I live a very different existence. I get scores if not hundreds of e-mails a day. Many of them ask extremely important questions—and quite often very personal questions. To do justice to such inquiries would require time and attention from me that simply doesn’t exist. So what can I do?
Well, I write and produce materials that hopefully answer people’s questions. So if I write you back and say, “Thanks for your query. I suggest you go read this or that book or article,” please know that I wrote this or that book or article precisely for you, even though you hadn’t contacted me yet.
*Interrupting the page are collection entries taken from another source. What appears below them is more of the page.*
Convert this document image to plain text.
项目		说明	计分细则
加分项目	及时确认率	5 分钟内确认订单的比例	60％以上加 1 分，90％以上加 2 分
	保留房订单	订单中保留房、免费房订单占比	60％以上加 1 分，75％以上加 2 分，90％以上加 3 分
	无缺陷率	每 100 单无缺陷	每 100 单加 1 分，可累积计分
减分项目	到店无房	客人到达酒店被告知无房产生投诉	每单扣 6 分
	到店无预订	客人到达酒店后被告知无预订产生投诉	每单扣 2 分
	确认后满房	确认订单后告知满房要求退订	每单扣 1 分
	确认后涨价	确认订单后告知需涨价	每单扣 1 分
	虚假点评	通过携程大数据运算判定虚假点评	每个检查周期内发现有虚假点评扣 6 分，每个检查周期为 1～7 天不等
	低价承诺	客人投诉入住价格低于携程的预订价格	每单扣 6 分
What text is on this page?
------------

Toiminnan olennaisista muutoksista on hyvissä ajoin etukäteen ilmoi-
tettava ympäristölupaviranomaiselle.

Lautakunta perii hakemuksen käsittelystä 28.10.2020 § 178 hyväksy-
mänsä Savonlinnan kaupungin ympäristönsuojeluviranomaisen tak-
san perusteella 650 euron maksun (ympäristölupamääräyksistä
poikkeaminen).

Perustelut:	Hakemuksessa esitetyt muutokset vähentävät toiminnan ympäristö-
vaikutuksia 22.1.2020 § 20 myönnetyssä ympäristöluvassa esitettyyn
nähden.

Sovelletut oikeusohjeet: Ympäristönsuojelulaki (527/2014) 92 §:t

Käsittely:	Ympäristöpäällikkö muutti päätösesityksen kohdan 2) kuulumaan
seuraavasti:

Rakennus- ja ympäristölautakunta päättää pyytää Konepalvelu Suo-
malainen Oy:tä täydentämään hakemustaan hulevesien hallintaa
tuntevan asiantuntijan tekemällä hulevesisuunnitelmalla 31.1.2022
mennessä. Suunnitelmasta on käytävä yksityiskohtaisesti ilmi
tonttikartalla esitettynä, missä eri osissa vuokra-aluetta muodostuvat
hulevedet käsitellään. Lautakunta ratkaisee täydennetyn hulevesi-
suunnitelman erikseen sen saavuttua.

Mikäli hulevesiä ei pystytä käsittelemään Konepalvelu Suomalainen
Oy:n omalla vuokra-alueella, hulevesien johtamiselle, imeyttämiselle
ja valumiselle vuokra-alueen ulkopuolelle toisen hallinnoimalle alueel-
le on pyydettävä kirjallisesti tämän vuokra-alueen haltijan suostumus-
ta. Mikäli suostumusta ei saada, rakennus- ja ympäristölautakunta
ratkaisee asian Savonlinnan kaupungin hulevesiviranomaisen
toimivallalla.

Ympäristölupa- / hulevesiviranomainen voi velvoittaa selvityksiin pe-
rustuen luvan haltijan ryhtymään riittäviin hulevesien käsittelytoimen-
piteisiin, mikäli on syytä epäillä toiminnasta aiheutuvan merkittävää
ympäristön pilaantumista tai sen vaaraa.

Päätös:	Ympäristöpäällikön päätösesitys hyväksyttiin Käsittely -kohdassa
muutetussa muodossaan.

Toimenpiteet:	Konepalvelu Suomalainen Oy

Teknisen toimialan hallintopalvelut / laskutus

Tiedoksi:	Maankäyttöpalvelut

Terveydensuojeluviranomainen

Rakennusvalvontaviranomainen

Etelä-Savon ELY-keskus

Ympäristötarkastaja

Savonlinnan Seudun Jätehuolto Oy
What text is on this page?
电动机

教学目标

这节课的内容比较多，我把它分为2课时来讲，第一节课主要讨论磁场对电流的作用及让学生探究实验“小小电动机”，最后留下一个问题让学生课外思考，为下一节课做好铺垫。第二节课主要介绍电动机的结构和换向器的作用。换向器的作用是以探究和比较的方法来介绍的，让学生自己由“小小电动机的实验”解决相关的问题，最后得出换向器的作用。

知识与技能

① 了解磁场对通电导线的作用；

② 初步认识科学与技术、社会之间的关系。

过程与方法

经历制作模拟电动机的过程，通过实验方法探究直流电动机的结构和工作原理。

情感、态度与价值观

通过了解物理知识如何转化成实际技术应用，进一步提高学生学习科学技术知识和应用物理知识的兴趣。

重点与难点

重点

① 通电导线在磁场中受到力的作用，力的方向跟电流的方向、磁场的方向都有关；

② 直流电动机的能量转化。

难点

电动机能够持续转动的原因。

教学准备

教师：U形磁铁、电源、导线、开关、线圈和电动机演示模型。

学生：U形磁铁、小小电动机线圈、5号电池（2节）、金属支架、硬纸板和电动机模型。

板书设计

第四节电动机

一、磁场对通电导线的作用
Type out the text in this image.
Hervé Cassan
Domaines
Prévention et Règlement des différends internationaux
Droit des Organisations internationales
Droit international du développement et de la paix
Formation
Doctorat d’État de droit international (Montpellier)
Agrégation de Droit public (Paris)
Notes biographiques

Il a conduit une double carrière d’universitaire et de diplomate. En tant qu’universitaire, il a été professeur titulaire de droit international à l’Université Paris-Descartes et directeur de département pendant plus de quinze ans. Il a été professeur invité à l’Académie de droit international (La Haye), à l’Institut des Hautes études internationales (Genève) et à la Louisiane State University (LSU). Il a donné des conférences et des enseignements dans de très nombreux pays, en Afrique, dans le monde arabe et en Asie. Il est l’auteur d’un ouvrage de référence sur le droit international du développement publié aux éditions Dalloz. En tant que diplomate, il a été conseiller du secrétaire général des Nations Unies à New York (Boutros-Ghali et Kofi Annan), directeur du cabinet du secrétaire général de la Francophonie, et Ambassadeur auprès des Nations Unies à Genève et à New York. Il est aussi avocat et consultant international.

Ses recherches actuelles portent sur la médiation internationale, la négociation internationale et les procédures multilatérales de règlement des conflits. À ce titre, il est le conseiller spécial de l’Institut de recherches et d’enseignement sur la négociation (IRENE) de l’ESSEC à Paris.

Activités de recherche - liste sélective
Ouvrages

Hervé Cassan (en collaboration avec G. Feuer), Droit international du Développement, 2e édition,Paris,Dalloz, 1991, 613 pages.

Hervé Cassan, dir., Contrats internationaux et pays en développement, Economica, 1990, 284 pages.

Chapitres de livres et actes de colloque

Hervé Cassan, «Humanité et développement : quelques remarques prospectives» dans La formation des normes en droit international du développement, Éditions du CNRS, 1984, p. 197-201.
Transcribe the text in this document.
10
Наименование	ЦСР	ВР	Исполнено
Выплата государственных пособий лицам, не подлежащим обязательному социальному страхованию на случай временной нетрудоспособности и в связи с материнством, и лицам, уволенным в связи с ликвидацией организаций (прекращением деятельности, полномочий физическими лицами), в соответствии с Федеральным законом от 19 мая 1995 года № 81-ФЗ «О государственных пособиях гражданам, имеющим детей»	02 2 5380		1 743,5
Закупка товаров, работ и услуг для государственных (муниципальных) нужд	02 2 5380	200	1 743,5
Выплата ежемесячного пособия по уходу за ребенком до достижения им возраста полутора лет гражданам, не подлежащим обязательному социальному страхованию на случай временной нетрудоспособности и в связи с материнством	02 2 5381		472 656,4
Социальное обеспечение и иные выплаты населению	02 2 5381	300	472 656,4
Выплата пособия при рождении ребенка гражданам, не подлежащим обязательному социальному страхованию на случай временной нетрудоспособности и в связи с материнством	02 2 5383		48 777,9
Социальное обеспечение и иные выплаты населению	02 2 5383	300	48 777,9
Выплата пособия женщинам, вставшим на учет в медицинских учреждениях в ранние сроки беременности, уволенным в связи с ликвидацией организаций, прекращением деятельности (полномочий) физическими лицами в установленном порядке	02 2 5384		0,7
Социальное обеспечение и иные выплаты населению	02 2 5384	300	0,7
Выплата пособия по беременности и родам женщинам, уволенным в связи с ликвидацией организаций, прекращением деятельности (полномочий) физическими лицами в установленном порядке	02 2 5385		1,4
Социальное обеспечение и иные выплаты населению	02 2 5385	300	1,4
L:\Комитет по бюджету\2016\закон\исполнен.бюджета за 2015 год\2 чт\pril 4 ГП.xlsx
Still, you may decide that you want more than this or that book or article addresses. In other words, you want me to personally focus on you and your issue. I’m delighted to do that. I’ve been doing that with people for the past 18 years. So if that’s what you want, please visit my website (thegiftednesscenter.com), where you can look over the services I offer and determine what level of engagement seems appropriate and cost-effective.
This is my personal blog. Everything written here is my personal opinion and/ or belief, and the opinions and/or beliefs expressed here are solely my own (unless I quote or re-post someone else’s opinion). The opinions expressed here are not necessarily shared or endorsed by any of my clients, including client organizations or groups and communities I am associated with. I make no representation as to the accuracy, completeness, timeliness, or validity of any of the information I share in these writings. By praising and/or endorsing a person, product, practice, entity, idea, or anything else, I am by no means praising and/or endorsing any and everything about that person, product, practice, entity, idea, or thing. I accept no liability for any errors of fact or omissions in regards to facts or assertions. I accept no liability for losses, injuries, or damages arising from anyone’s use of or response to this blog. I reserve the sole right to determine what is posted on this blog, including the right to decide whether comments from readers are appropriate for posting. This blog is a category of free speech governed by and protected under the First Amendment of the United States Constitution. This blog is also a category of intellectual property governed and protected by the Copyright Law of the United States. I encourage readers to familiarize themselves with the Second Amendment and the Copyright Law, as I intend to honor those statutes and, if warranted and left with no other recourse, will seek redress through the enforcement of those statutes. But, of course, I’d prefer to just to have a civil conversation.